I’m a doctoral candidate in the Joint Program in English and Education at the University of Michigan. My research is motivated by a desire to recognize the intersections between college student writers’ incoming knowledge and future aspirations, as well as a commitment to supporting the instructors that work with these students in adapting their preexisting knowledge in order to work toward their goals.
For the past four years, I have had the privilege of working with student writers at the University of Michigan as an instructor in the English Department Writing Program and as a researcher at the Sweetland Center for Writing. At Michigan, I collaboratively published on the role of composition instructors’ class identities in first-year composition and the experiences of transfer students adjusting to college writing at Michigan.
Before I came to Michigan, I earned my MA in Rhetoric and Writing in the English department at the University of New Mexico.

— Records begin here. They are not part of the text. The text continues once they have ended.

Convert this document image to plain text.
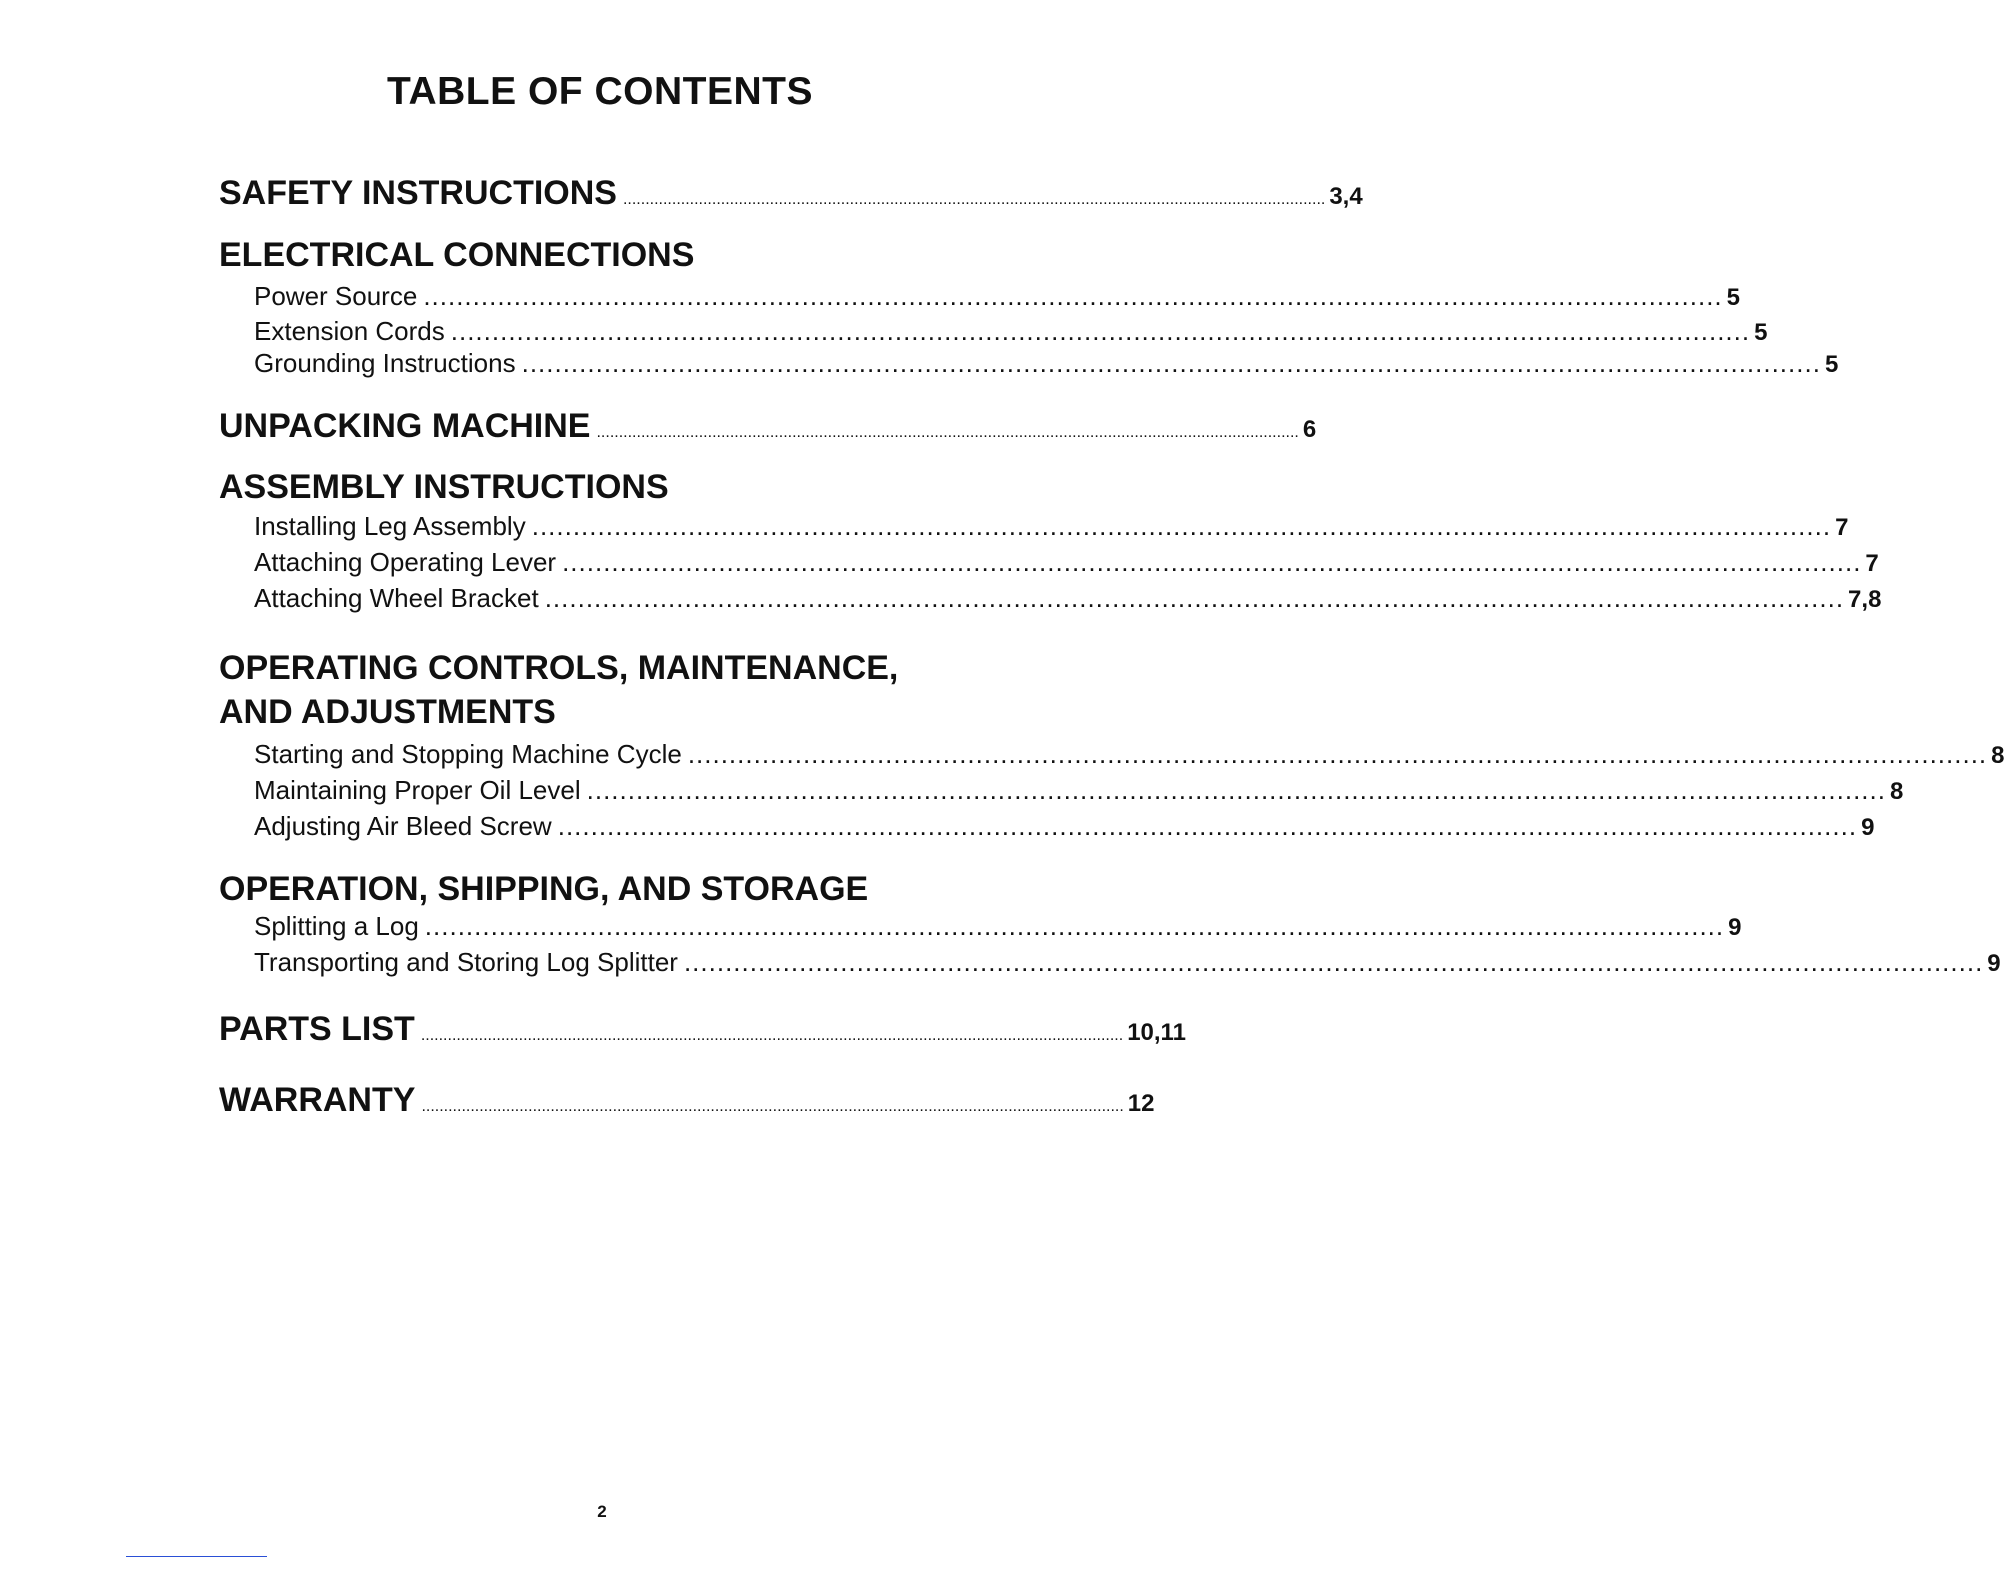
TABLE OF CONTENTS
SAFETY INSTRUCTIONS .............................................................................................................................................................. 3,4
ELECTRICAL CONNECTIONS
Power Source .............................................................................................................................................................. 5
Extension Cords .............................................................................................................................................................. 5
Grounding Instructions .............................................................................................................................................................. 5
UNPACKING MACHINE .............................................................................................................................................................. 6
ASSEMBLY INSTRUCTIONS
Installing Leg Assembly .............................................................................................................................................................. 7
Attaching Operating Lever .............................................................................................................................................................. 7
Attaching Wheel Bracket .............................................................................................................................................................. 7,8
OPERATING CONTROLS, MAINTENANCE,
AND ADJUSTMENTS
Starting and Stopping Machine Cycle .............................................................................................................................................................. 8
Maintaining Proper Oil Level .............................................................................................................................................................. 8
Adjusting Air Bleed Screw .............................................................................................................................................................. 9
OPERATION, SHIPPING, AND STORAGE
Splitting a Log .............................................................................................................................................................. 9
Transporting and Storing Log Splitter .............................................................................................................................................................. 9
PARTS LIST .............................................................................................................................................................. 10,11
WARRANTY .............................................................................................................................................................. 12
2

At New Mexico, I was able to work with student writers as an instructor and a TA Mentor in the Core Writing program, and I was also involved with the development of the eComp online writing program. With the eComp team, I was able to publish collaboratively on professional development for online writing instructors and the affordances of online learning environments for teaching/learning multimodal composition.
I grew up in Seattle, where I played music, made coffee, and earned my BA in English and Women Studies at the University of Washington, where I was fortunate enough to work as a peer tutor in both the English Department Writing Center and in the Odegaard Research and Writing Center.
When I’m not researching writing and writing instruction, I am most likely tinkering with social media, watching horror films, or fawning over my chihuahua, Biscuit.